Over-aggressive background task and notification killing on Honor 7 Lite (NEM-L21)

I'm on Honor 7 Lite (NEM-L21C432B356), I love the phone hardware itself but the stock OS (EMUI 5.0.2) is driving me crazy. Background tasks get killed really quickly and often notifications get deleted before I can even see them. I've tried factory reset and everything I've found on Google to no effect.
This isn't about the known push notifications issue. Notifications do work, but then they usually disappear almost immediately. I sometimes hear the notification tone, pick up the phone and unlock it to see a notification icon in the top bar for less than a second and then it's gone. Or if a notification comes in when I'm using the phone, I might see the notification in the list briefly and then it just vanishes.
Background tasks like Twilight or JuiceSSH with statusbar icons seem to get killed really aggressively. This seems to happen more to some apps than others, but I can't figure out any common denominator for the apps. It happens to both online and offline apps.
I've disabled everything related to Huawei's task killing/battery saving settings and added all apps to all exception lists that I've been able to find. Free memory seems to hover consistently around 500-700MB, I don't think I've ever seen free memory dip below 500MB.

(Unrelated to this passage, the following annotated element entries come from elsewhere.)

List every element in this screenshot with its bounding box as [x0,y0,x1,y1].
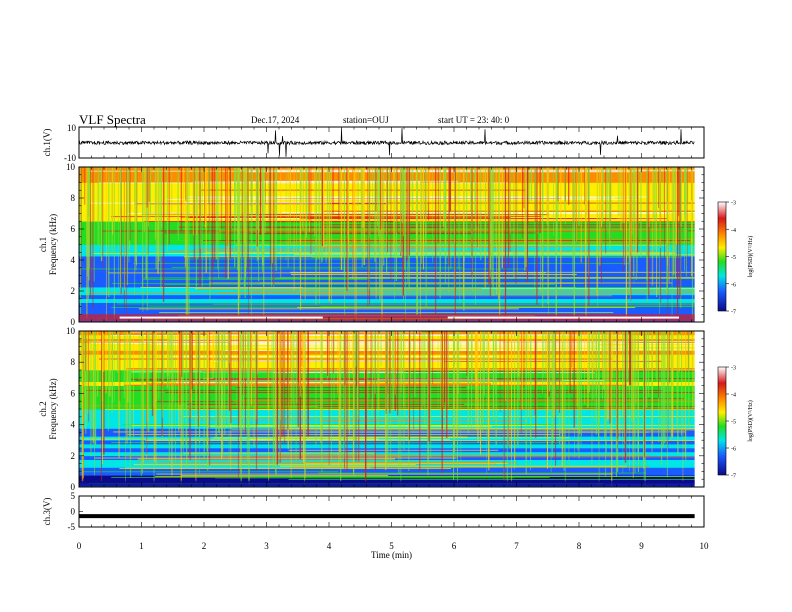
colorbar-ch2-tick--6: -6 [731,447,736,453]
ch1-spec-ytick-0: 0 [71,317,76,327]
xtick-5: 5 [389,541,394,551]
colorbar-ch2-tick--5: -5 [731,420,736,426]
ch1-spec-ytick-2: 2 [71,286,76,296]
colorbar-ch1-tick--6: -6 [731,282,736,288]
colorbar-ch1-tick--3: -3 [731,201,736,207]
date-label: Dec.17, 2024 [251,115,300,125]
xtick-3: 3 [264,541,269,551]
xtick-6: 6 [452,541,457,551]
ch1-ylabel-frequency: Frequency (kHz) [48,214,58,275]
colorbar-ch1 [717,201,727,312]
ch1-spec-ytick-10: 10 [66,162,76,172]
ch3-ytick--5: -5 [68,522,76,532]
chart-title: VLF Spectra [79,112,146,127]
xtick-4: 4 [327,541,332,551]
ch3-ytick-5: 5 [71,491,76,501]
ch2-spec-ytick-2: 2 [71,451,76,461]
xtick-10: 10 [700,541,710,551]
xtick-9: 9 [639,541,644,551]
ch1-ylabel-channel: ch.1 [38,237,48,252]
ch2-spec-ytick-4: 4 [71,420,76,430]
spectrogram-2 [79,331,695,488]
ch2-ylabel-channel: ch.2 [38,401,48,416]
xtick-1: 1 [139,541,144,551]
ch2-spec-ytick-8: 8 [71,357,76,367]
ch2-ylabel-frequency: Frequency (kHz) [48,378,58,439]
colorbar-ch2-tick--4: -4 [731,393,736,399]
ch2-spec-ytick-10: 10 [66,326,76,336]
ch3-ytick-0: 0 [71,507,76,517]
colorbar-ch1-tick--7: -7 [731,310,736,316]
colorbar-ch2 [717,366,727,476]
xtick-2: 2 [202,541,207,551]
start-ut-label: start UT = 23: 40: 0 [438,115,510,125]
colorbar-ch2-tick--7: -7 [731,474,736,480]
ch2-spec-ytick-6: 6 [71,388,76,398]
ch1-waveform-line [78,128,695,157]
xtick-8: 8 [577,541,582,551]
ch1-ytick-top: 10 [67,123,77,133]
ch1-spec-ytick-8: 8 [71,193,76,203]
ch1-ytick-bottom: -10 [64,153,76,163]
colorbar-ch1-tick--5: -5 [731,255,736,261]
ch2-spec-ytick-0: 0 [71,482,76,492]
colorbar-ch1-label: log(PSD)(V²/Hz) [747,236,754,277]
colorbar-ch1-tick--4: -4 [731,228,736,234]
spectrogram-1 [79,167,695,323]
colorbar-ch2-label: log(PSD)(V²/Hz) [747,400,754,441]
ch1-spec-ytick-6: 6 [71,224,76,234]
ch3-ylabel: ch.3(V) [42,498,52,526]
ch1-ylabel: ch.1(V) [42,129,52,157]
station-label: station=OUJ [343,115,389,125]
xtick-0: 0 [77,541,82,551]
colorbar-ch2-tick--3: -3 [731,366,736,372]
xtick-7: 7 [514,541,519,551]
ch1-spec-ytick-4: 4 [71,255,76,265]
xaxis-label: Time (min) [371,550,412,560]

It's hard to get good memory stats out of Android 7 without root, but it almost seems like the OS is pre-emptively keeping that 0.5GB of RAM free in case some foreground app wants a lot of memory, and it's willing to pre-emptively kill background tasks, even ones with status bar icons, to achieve it. I don't know if this is true, but Huawei doesn't seem to trust Android's own memory management much in general, with all their dumb "memory cleaning" and "battery optimization" stuff.
I'm at my wits' end here. I rely on seeing all notifications to keep up with reminders and other things, and I need background apps to stay there when I multitask. Custom ROMs aren't really an option, since I want everything on the phone to Just Work without any extra fiddling and hassle and I can't risk my only phone. I appreciate custom ROM developers' work though.
Thanks in advance for any useful answers.
On the P9 Lite with 2 GBs of RAM they are using more than 1.5GBs of zRAM which is crazy. I don't think that's needed at all. If your phone is rooted, you can install a Magisk module called Swap Torpedo to disable swap and maybe change some LMK values. Also you can disable the Power Genie app if you don't have root access.
erayrafet said:
If your phone is rooted, you can install a Magisk module called Swap Torpedo to disable swap and maybe change some LMK values. Also you can disable the Power Genie app if you don't have root access.
Click to expand...
Click to collapse
I'm not rooted, because unlocking the bootloader and rooting would trip SafetyNet, which I can't afford because I need some apps that depend on SafetyNet and I don't want the whole cat and mouse game with Magisk trying to keep ahead of Google on that.
Thanks a lot for the Power Genie tip (called Power Genius on my phone), I haven't seen that mentioned anywhere else and will try it out. I hadn't noticed that process at all since it's running under AndroidSystem.
Edit: unfortunately the "Disable" button is grayed out on Power Genius, so disabling it doesn't seem like an option. I can stop it manually, but I assume it'll just get autostarted again. I don't seem to have permissions to hide it from adb shell either.
Same problem here (NEM-L51C432). It aggressively kills all background applications. This prevents multitasking. It is annoying to see a lot of RAM is free and will not be used. RAM is there to take use of it and not to keep it free.